I resolved to conduct "tests" of my engineering ability and equipment to assess what I can realistically expect to achieve on my own.  I've been tinkering around as an engineer since high school, with results ranging from awful to respectable, but I've yet to produce a mix that I felt was "releasable."  There are several reasons for that, the first of which being impatience.  Recording requires a saintly amount of patience, an amount further augmented by the fact that I'm often functioning as both engineer performer, playing at least one if not all of the instruments (though clearly some can pull this off exceedingly well - I'm looking at you, Craig Potter).  My tendency was always to move ahead when perhaps I needed to fool around a bit more with drum tuning or mic placement, or maybe I needed to do a few more takes to nail that transition.  Then I'd get to the end of the song and be thinking to myself "This is garbage, I've got to start over."  Another  count against me was a simple lack of sound engineering know-how, having next to zero hands-on experience in a real studio or with a trained engineer.  Most of what I do know is from my own research and trial and error, which are in themselves perfectly acceptable means of learning a skill. Regrettably, without access to accurate monitoring at any stage and using rooms that have unhelpful acoustic properties, trial and error learning can be frustrating and results can be misleading. Also, without guidance use of more ethereal implements of recording, like EQ and compression, trial and error often feels like a "shot in the dark."  Let's not even get started on how endlessly complex DAW software can be if one has aspirations of exploiting its full potential.

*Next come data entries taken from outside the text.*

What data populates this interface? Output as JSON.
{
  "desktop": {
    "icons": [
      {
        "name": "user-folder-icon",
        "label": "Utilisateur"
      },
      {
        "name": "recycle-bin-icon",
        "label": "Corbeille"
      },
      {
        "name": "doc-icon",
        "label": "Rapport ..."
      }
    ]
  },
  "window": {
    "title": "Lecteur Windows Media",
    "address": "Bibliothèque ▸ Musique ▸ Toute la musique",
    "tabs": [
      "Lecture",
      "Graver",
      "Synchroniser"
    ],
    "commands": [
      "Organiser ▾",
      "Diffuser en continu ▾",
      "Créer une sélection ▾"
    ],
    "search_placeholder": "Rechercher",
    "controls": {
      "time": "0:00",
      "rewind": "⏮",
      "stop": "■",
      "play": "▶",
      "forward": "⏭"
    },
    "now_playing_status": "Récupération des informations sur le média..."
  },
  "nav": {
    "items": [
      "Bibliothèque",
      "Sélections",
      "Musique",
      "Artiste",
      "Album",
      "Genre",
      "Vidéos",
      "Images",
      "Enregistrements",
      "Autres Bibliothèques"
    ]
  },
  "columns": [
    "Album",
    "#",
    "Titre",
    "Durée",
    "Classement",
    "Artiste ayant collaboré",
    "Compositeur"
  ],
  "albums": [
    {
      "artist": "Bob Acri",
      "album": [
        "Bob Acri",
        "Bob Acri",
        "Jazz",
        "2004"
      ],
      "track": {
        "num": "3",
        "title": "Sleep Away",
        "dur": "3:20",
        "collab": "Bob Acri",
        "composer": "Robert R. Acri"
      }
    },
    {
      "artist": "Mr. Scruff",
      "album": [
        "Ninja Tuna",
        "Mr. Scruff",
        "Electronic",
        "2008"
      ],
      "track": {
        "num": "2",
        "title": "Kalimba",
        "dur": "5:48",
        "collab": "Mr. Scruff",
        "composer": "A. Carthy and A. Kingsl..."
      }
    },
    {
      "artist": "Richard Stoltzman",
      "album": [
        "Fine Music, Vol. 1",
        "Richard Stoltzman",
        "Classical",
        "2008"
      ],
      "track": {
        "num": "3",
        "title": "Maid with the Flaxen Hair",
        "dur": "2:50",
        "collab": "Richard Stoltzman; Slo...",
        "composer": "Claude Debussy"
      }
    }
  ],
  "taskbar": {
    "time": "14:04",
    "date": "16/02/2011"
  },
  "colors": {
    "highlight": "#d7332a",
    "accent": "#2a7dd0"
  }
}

That said I have picked up a few tricks and have done pretty well for myself as a mostly self-taught engineer (see our reverb nation page for a sample recording, tracked mostly all simultaneously in a 9 x 11 ft. room, vox added later with an sm 58 and monitors blaring).  What ultimately tipped the scales towards doing as much basic tracking in the studio as possible was simply was the burning need to just get something done and fast.  I've been sitting on these songs for quite some time and busy as life can be, it's easy to put off things indefinitely, especially when they're hard.  And recording is hard.  Doing it all yourself is harder.  I can skip the endless debate over whether I need to acquire some fancy mic pres, stop worrying about if ceiling reflections are killing my snare drum, and not have to get up and down after every take to stop the tape.

I'm looking forward to not having to bear the full brunt of the responsibility for engineering, but I did learn some interesting things during my technical trials.  One example was which close mics worked on the drums.  I've got SM57s on toms, widely used in that capacity, and had been using an AKG C535 EB on snare.  But when I put my (limited) mic collection up to a shootout, I was surprised to end up with this configuration for the close-mics.

Snare: SM 58 Beta
Hi Tom: SM 58
Lo Tom: AKG C535 EB (Toss up with EV RE20, but wanted that for kick)

That's right, the SM 57 got shut out.  I think the engineer will probably have my neck is I ask him to put an SM 58 on the hi tom, and I'm sure there are better options available, but if there's one thing I take from this it's serious doubts about the old standby 57.  It's worth mentioning that the AKG was strong on both toms in my opinion.